The implications extend beyond individual decisions. When many searchers simultaneously lower their reservation values—during a recession, for instance—sellers and employers face less competitive pressure to offer attractive terms. The market equilibrium shifts. Conversely, tools that reduce search costs for one side of the market effectively raise that side's bargaining power by increasing their reservation value. Understanding this mechanism reveals why access to information is never strategically neutral.

Takeaway

Your willingness to keep searching determines the quality of deals you ultimately accept. Anything that changes the cost of searching doesn't just speed up the process—it shifts your bargaining power.

Why Intermediaries Capture So Much Value

Real estate agents typically earn five to six percent of a home's sale price—tens of thousands of dollars for a transaction the buyer and seller could theoretically handle themselves. Recruiters charge employers twenty to thirty percent of a new hire's first-year salary. Platforms like Uber, Airbnb, and financial exchanges extract fees from every transaction they facilitate. The common thread isn't that these intermediaries produce a physical good. Their value comes from reducing search and matching costs on both sides of a market.

The strategic logic is straightforward. In a market where buyers and sellers struggle to find each other—or struggle to verify quality, negotiate terms, or build trust—an intermediary who solves these problems creates genuine economic value. A recruiter doesn't just forward résumés; they screen candidates, reducing the employer's search cost from evaluating hundreds of applicants to evaluating a curated handful.

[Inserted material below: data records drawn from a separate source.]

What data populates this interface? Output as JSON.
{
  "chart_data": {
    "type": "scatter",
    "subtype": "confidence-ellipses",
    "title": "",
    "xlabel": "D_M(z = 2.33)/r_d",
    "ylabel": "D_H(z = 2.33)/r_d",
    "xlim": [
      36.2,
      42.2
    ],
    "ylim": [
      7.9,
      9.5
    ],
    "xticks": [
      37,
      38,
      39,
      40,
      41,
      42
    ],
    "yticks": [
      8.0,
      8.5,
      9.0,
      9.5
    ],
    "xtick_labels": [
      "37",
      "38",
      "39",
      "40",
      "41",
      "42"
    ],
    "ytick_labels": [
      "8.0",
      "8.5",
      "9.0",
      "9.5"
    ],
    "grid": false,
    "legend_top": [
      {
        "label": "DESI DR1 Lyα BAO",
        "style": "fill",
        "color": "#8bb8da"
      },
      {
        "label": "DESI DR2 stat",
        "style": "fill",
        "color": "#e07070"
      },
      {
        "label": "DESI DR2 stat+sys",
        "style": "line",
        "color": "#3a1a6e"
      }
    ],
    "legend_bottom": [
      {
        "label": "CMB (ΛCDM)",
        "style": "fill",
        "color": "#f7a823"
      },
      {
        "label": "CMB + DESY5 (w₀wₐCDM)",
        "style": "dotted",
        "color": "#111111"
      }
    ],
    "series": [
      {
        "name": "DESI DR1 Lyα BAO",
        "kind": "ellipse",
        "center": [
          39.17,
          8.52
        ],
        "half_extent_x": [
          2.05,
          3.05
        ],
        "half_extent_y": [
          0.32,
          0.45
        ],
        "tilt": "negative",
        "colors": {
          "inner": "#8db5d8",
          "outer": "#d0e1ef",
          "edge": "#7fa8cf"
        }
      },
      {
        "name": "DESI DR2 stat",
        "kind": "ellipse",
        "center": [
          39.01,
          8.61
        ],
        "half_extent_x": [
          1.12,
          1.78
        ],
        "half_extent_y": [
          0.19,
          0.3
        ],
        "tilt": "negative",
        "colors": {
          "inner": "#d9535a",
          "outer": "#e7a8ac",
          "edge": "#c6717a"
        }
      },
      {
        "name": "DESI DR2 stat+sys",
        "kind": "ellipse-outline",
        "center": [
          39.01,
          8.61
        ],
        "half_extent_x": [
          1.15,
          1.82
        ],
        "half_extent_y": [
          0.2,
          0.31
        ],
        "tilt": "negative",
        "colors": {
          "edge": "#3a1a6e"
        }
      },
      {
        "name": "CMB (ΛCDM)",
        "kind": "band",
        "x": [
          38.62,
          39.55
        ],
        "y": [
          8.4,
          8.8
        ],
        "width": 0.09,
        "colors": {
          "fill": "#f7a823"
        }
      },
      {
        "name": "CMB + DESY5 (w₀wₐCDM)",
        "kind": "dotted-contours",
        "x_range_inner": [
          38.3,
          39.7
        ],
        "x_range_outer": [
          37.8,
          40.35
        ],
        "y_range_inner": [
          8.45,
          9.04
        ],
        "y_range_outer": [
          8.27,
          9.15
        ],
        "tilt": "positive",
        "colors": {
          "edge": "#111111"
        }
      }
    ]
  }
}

A platform like Airbnb doesn't just list properties; it provides reviews, verification, and payment infrastructure that make transacting with strangers feasible.

What's strategically important is that intermediary value increases nonlinearly with network size. A marketplace with ten buyers and ten sellers offers limited matching possibilities. One with ten thousand on each side offers exponentially more potential matches, which means each participant's search cost drops dramatically. This creates powerful network effects and explains why search-reducing platforms tend toward winner-take-most outcomes. The intermediary that reduces search costs the most attracts the most participants, which further reduces search costs, creating a reinforcing cycle.

But this also reveals the intermediary's strategic vulnerability. Their value depends entirely on search remaining costly without them. When a new technology or competitor makes direct search cheaper—as online listings initially threatened real estate agents, or as decentralized protocols now challenge financial exchanges—the intermediary's value proposition erodes. The most durable intermediaries are those who continuously find new dimensions of search cost to reduce: not just matching, but trust verification, quality assurance, dispute resolution, and transaction facilitation.

Takeaway

Intermediaries don't produce anything tangible, yet they capture enormous value by sitting at the point where search friction is highest. Their power lasts exactly as long as the friction they reduce remains real.

Search and matching theory reveals that friction is a market force as real as supply and demand. The cost of finding the right partner, the right price, or the right opportunity doesn't just slow markets down—it fundamentally reshapes the equilibria they produce.

Price dispersion, unemployment alongside vacancies, and the dominance of platform businesses all trace back to the same root: search is never free, and that cost changes everything about how participants behave and what outcomes emerge.

The next time you encounter a market where prices seem inexplicably varied, where good matches aren't being made, or where an intermediary seems to capture outsized value—look for the search costs. The friction you find will explain the structure you see.